Sie geben die Spielfreude bei Live-Shows also noch nicht auf?

Alessandro Nasini: Wir arbeiten weiterhin auch an Event-Shows. Sie spielen ja sicher auch auf „Das große Schlüpfen“ an, was in vielerlei Hinsicht lehrreich und schön war. Live-Shows zu kreieren, ist für uns absolut wünschenswert.

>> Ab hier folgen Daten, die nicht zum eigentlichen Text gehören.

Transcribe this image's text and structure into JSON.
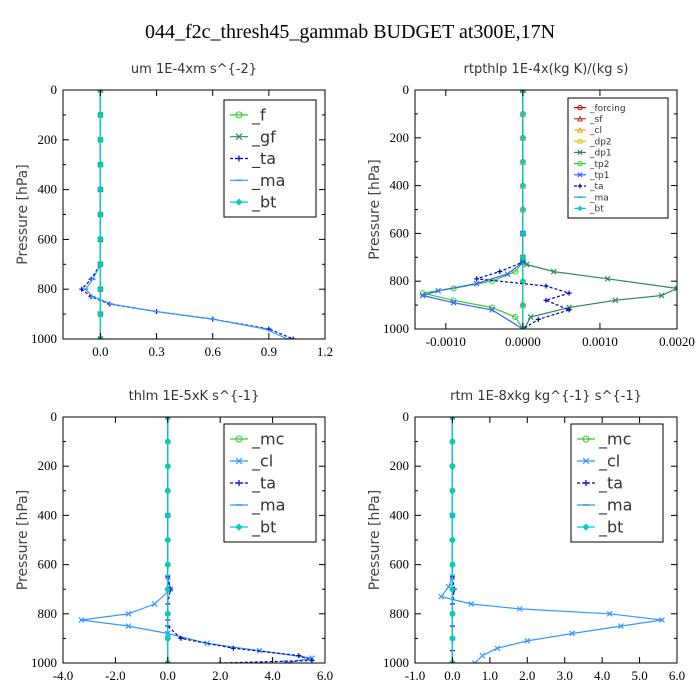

Arne Merten: Wir haben mit „Der beste Chor im Westen“ ja auch zum wiederholten Mal eine große Show ganz ohne Quizfragen für den WDR realisiert, die das Genre der Musikshows regional und emotional umsetzt. Und auch das Format lebt von der Live-Ausstrahlung.

Alessandro Nasini: Auf „Der beste Chor im Westen“ sind wir sehr stolz. Die Show gibt normalen Menschen, wie sie jeder in seiner Nachbarschaft oder Verwandtschaft kennt, eine große Bühne, was es auf natürliche Art sehr emotional macht. Und die Live-Ausstrahlung macht es zum Ereignis. Ich bin überzeugt, dass die Kraft des linearen Fernsehens genau darin liegt: In den Live-Events, die Macher und Zuschauer zeitgleich an etwas teilhaben lassen. Ich wünsche mir, dass mehr Sender auf diese Stärke des linearen Programms gegenüber On-Demand-Konkurrenten setzen.

„Da kommst Du nie drauf!“ wandert in komprimierter Form in den Samstagvorabend. Jubelt man da, wenn eine Primetime-Show zum Vorabendformat wird?

Alessandro Nasini: Bei der starken Marke freuen wir uns natürlich, wenn der Sender sich aktiv Gedanken macht, wie man die Marke erweitern kann. Die Primetime-Show läuft ja weiterhin am Mittwochabend. Und wenn wir mit „Da kommst Du nie drauf!“ fürs ZDF Pioniere am Samstagvorabend sein können, freuen wir uns auf die Herausforderung und die sechsteilige Staffel im Sommer. Das wird eine kürzere, schnellere Version ohne den Kern der Sendung zu verlieren. Ich glaube, es ist ein gutes Signal für alle Produzenten in diesem Genre, dass das ZDF am Samstagvorabend einen Sendeplatz für Shows öffnet.